Bank of Hollywood is an American reality television series. Hosted by Bryan Callen, the show airs on E!. It is based on the British series Fortune: Million Pound Giveaway, in which contestants must appeal to a celebrity panel to receive money, and produced by Ryan Seacrest.

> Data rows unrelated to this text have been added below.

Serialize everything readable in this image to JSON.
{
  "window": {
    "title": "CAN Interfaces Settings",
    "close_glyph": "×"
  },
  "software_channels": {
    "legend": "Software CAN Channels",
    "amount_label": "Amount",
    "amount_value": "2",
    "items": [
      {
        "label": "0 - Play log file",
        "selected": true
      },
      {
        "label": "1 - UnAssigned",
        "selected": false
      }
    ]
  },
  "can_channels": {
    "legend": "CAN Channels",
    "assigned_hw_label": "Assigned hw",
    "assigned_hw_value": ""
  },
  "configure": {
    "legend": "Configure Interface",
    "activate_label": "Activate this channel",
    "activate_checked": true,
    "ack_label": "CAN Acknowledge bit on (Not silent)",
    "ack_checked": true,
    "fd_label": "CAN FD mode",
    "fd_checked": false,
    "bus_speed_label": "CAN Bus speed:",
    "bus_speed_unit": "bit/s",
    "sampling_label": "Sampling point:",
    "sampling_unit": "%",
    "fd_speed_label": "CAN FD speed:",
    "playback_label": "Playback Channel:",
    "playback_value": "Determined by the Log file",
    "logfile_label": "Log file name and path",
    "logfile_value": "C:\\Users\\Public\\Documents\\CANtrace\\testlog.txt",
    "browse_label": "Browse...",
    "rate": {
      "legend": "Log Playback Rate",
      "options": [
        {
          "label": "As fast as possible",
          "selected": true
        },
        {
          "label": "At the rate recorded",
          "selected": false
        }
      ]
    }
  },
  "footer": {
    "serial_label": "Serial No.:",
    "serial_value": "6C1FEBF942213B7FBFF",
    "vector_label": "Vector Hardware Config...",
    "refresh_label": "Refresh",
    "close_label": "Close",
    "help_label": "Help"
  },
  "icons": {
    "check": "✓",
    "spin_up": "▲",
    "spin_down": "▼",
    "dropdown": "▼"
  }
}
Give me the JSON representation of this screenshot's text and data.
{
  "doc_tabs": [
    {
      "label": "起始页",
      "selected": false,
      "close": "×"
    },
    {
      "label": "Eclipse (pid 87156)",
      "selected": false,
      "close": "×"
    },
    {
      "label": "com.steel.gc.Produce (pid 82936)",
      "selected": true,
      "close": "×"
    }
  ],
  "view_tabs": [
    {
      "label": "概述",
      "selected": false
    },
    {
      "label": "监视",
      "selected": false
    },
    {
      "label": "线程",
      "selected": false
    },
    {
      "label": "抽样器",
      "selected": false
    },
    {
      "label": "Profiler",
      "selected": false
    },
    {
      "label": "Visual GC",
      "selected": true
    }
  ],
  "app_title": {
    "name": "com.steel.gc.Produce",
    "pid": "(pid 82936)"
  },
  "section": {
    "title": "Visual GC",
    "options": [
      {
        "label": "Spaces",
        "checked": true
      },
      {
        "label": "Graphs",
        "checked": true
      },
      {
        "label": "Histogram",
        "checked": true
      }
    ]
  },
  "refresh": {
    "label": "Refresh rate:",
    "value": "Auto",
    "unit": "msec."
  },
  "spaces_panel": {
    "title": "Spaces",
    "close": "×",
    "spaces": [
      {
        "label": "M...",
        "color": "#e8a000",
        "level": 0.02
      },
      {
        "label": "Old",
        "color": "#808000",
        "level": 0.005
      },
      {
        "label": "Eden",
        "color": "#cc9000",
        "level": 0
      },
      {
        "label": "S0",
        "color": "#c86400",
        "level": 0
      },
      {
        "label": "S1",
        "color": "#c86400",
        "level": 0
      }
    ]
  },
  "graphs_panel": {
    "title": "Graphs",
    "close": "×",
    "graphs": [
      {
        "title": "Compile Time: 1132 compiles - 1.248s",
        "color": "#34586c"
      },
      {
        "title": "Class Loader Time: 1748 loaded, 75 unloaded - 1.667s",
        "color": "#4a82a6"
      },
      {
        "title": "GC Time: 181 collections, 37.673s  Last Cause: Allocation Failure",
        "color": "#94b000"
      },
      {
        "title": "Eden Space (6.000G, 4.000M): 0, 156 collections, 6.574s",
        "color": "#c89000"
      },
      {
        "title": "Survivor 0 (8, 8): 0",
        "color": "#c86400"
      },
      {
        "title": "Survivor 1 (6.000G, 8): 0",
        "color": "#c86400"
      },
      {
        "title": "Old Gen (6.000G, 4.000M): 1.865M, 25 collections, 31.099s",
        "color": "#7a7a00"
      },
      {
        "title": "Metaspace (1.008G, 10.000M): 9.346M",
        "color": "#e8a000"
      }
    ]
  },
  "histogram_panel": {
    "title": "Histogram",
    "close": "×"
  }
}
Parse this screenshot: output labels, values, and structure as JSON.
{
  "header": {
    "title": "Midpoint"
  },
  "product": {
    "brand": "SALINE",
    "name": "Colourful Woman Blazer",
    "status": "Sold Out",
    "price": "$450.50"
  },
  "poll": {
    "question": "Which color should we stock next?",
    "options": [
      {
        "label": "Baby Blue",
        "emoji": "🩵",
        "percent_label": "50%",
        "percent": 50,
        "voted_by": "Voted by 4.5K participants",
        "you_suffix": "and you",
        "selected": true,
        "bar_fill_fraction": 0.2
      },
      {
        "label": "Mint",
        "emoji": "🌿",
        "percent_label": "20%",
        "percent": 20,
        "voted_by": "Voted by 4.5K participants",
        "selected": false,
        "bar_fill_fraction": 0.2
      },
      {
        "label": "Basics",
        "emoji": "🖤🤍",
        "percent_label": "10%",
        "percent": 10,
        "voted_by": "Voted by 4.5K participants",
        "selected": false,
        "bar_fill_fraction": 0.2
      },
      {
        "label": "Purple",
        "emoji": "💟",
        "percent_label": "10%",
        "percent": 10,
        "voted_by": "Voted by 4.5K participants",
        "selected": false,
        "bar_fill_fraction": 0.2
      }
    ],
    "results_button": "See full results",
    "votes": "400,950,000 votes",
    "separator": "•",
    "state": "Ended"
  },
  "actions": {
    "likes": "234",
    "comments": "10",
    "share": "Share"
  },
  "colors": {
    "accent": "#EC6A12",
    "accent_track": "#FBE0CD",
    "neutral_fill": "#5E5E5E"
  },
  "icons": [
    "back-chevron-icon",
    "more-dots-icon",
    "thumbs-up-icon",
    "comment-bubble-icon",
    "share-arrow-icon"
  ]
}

The panel consists of four celebrities:

- Melody Thornton – The Pussycat Dolls
- Candy Spelling – author, entrepreneur, mother of actress Tori Spelling, and wife of late film and television producer, Aaron Spelling
- Vanessa Rousso – professional poker player (and later, Big Brother contestant)
- Sean Patterson – president of Wilhelmina Models

==Production==
The series is taped in Los Angeles. Production on the show started in October 2009, as stated by Melody Thornton on her Twitter account page. Eight episodes have been confirmed as planned on E!. The series premiered on E! December 14, 2009.

==Episodes==

| No. | Title | Original release date |
|---|---|---|
| 1 | "Boy Wonder, Balloon Maker and a Big Request" | December 14, 2009 |
| 2 | "Dancers, Determination and a Driving Disaster" | December 21, 2009 |
| 3 | "Gold Digger, Goal Seeker and Rock and Roll" | December 28, 2009 |
| 4 | "Sashes, Soul Food and Smiles" | January 4, 2010 |
| 5 | "Mullets, Models and Muppets" | January 11, 2010 |
| 6 | "Tattoos, Tacklers and Tree House Dwellers" | January 25, 2010 |
| 7 | "Pirates, Paris and Parents-to-be" | February 1, 2010 |
| 8 | "Harleys, Hunks and Heavy-lifting" | February 8, 2010 |

==British version==
The original British version of the show under the name Fortune: Million Pound Giveaway hosted by Richard Madeley was aired on ITV from January 2, 2007, until February 13, 2007.